How We Rebuilt the Machine While Flying It
I spoke at Open Conf 2025 about a problem that doesn’t fit neatly into sprint planning: how do you modernize a platform when 20 million people depend on it not breaking?
My talk traced five years of work rebuilding TalentLMS’s interface and infrastructure while the product kept growing. The pandemic had accelerated user growth exponentially, and we were left with a decade-old codebase that had become a bottleneck for everything we wanted to ship.
The early stories revealed deeper problems than outdated UI. Knowledge lived in silos. A Docker setup existed in three places, shared with nobody. Test environments called “bleedings” couldn’t actually bleed without someone getting an earful. When our first beta release drew harsh feedback, we panicked and threw Brooks’s Law out the window, adding everyone to a project that was already struggling.
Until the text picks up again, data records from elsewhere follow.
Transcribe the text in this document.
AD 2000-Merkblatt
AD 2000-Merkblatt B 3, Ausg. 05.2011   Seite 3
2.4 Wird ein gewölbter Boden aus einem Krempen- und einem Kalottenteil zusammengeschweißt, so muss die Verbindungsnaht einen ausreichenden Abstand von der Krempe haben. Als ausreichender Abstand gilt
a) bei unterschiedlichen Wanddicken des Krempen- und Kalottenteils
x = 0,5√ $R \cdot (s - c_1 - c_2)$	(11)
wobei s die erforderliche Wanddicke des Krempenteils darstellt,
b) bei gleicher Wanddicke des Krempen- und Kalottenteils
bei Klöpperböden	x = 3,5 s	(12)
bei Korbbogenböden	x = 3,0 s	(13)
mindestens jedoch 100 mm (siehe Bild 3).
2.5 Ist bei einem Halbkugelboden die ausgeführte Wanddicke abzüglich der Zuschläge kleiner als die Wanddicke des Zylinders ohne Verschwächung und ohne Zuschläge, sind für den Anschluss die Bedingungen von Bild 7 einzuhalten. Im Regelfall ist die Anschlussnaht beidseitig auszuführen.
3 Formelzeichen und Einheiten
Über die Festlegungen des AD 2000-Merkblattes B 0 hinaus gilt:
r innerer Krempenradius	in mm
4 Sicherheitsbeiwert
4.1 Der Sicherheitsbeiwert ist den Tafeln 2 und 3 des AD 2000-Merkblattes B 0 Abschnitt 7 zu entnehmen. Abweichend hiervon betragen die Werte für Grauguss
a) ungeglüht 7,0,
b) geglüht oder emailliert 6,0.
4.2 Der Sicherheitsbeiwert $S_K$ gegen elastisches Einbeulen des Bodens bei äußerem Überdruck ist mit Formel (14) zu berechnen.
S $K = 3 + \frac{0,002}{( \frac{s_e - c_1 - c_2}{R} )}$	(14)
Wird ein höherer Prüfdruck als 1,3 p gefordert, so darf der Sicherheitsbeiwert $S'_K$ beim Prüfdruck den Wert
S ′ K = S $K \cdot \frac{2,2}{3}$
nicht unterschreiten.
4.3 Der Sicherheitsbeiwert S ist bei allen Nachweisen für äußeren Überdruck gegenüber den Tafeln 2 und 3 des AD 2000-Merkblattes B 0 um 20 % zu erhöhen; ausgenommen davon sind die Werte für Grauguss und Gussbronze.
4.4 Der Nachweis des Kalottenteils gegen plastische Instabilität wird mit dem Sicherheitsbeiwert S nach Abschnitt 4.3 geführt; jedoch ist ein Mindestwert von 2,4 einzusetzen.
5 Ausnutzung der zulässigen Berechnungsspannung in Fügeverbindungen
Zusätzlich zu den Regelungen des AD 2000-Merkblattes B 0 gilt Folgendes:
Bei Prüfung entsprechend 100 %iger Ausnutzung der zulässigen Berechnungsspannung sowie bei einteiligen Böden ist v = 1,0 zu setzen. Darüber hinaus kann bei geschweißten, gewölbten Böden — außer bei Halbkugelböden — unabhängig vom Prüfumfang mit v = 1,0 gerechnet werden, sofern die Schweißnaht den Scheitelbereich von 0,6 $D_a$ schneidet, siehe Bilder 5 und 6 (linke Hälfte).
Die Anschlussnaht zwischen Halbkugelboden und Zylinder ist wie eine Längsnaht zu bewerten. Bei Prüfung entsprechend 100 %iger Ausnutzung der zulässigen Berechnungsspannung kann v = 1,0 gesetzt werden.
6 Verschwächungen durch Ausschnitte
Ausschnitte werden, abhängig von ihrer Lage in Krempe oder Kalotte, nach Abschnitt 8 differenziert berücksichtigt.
What made the difference wasn’t heroic rescues or grand architectural visions. It was treating every small dysfunction as something fixable. The contraband database dumps became a shared local environment. The fragile bleedings became isolated sandboxes for safe experimentation. The testing vacuum became 20K automated tests. Time to first PR dropped from a month to a week.
We invested in automation across the board: linting, static analysis, CI/CD. We invested in people through training and mentorship programs. We introduced event-driven architecture and leveled up our documentation with ADRs and PRDs. All of this happened while continuing to serve those 20 million users.
The release itself was rough. Three years of work met with resistance to change and the inevitable issues that come with big releases. But once we started shipping new features on top of the modernized foundation, the mood shifted. A year later, customers were consistently positive about both the UX upgrade and the pace of new capabilities. A team that struggled for three years to deliver the UI redesign shipped over 50+ new features in the year that followed.
The point I wanted to leave with the audience was that multi-year projects don’t fail from technical complexity. They fail when teams stop asking “How do we fix this?” about the small problems. Every silly story, every frustrating blocker, every moment of friction is a signal. The teams that survive these projects are the ones that treat those signals as things they can actually change.
We’re now months away from our next multi-year adventure. We haven’t solved every problem, but we’ve proven we don’t hide from them. That’s the foundation that matters most.